Anyway, besides all that, it’s still incredibly gratifying to see somebody enjoy the liberation that comes with being able to take yourself wherever you want to go, whenever you want to go there, without having to rely on the inflexible timetables of railways or your parents. It’s enough to convince me that, monitored or otherwise, driving will remain a valued, enjoyable skill.
Another issue of Autocar will yet be published this year, on 27 December, which I like to think is effectively a public service that exists solely to remind you what day it is during that week when custard is an acceptable breakfast accompaniment.
But regardless, I’ll say it now: thank you for reading the magazine this year and enjoying our stories wherever you find them.
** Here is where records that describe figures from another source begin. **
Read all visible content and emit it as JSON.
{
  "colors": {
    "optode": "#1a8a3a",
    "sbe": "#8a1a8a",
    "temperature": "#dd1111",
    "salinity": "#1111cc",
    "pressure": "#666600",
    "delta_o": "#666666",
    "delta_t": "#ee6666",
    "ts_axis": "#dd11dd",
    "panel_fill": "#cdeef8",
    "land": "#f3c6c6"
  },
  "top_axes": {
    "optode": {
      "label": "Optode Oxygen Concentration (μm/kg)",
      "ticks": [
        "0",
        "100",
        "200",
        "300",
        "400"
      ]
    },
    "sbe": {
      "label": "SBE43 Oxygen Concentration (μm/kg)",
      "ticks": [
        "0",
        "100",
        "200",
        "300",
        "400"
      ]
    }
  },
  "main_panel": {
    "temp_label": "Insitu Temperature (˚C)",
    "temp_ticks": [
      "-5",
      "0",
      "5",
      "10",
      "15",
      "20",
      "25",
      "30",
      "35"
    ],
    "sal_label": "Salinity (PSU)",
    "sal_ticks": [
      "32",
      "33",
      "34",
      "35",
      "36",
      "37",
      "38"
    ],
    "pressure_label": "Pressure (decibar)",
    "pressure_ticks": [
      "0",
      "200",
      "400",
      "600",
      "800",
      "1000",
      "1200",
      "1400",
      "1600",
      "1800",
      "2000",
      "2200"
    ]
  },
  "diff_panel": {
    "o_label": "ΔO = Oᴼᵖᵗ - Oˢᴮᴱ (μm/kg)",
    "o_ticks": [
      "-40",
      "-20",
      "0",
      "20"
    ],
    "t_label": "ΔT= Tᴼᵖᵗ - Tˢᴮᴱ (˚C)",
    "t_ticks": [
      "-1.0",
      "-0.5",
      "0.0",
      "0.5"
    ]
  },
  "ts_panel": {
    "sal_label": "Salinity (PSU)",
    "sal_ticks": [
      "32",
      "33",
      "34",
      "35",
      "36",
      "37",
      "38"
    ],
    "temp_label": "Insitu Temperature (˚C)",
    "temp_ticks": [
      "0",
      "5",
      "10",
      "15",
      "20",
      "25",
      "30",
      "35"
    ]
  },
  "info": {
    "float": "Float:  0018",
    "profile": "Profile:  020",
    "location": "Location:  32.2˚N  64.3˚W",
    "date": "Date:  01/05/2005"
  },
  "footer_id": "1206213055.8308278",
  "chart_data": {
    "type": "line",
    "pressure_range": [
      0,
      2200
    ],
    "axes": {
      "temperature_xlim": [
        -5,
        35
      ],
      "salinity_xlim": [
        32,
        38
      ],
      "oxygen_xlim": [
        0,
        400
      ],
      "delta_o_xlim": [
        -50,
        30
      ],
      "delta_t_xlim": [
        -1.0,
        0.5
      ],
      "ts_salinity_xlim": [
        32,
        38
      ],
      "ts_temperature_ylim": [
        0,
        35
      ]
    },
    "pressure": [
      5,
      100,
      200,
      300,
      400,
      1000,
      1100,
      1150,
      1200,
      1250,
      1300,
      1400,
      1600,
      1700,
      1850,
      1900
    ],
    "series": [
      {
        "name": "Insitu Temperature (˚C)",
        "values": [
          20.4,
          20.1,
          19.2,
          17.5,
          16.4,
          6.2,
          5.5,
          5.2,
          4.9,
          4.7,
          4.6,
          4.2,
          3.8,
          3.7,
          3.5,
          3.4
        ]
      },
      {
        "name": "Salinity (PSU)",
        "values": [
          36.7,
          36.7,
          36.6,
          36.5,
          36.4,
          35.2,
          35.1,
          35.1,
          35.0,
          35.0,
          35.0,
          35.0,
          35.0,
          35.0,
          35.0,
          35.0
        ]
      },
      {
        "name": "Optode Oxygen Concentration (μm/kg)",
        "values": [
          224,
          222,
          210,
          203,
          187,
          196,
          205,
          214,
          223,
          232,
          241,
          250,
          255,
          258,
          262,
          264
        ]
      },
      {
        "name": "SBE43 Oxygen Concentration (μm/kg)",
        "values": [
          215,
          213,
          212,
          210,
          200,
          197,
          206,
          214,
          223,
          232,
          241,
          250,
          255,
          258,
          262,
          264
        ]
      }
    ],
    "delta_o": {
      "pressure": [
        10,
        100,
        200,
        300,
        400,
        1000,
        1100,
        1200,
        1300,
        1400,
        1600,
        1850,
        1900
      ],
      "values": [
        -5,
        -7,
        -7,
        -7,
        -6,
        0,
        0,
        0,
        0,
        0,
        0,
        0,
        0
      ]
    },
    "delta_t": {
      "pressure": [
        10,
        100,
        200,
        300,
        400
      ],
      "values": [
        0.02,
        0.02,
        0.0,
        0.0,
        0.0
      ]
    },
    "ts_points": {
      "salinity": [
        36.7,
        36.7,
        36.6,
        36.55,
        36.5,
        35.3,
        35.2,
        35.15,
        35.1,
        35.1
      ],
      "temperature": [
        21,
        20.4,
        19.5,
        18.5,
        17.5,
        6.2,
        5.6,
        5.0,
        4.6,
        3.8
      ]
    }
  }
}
I hope you know we never take it for granted, and value now more than everthe best kind of relationship: you like what we do enough to buy the magazine, which makes us able to report to you and you only. I’ll forever be grateful that it lets us test cars properly and write as we find, evenif it upsets someone, so long as that person isn’t you.
Merry Christmas, then, and see you between helpings of trifle.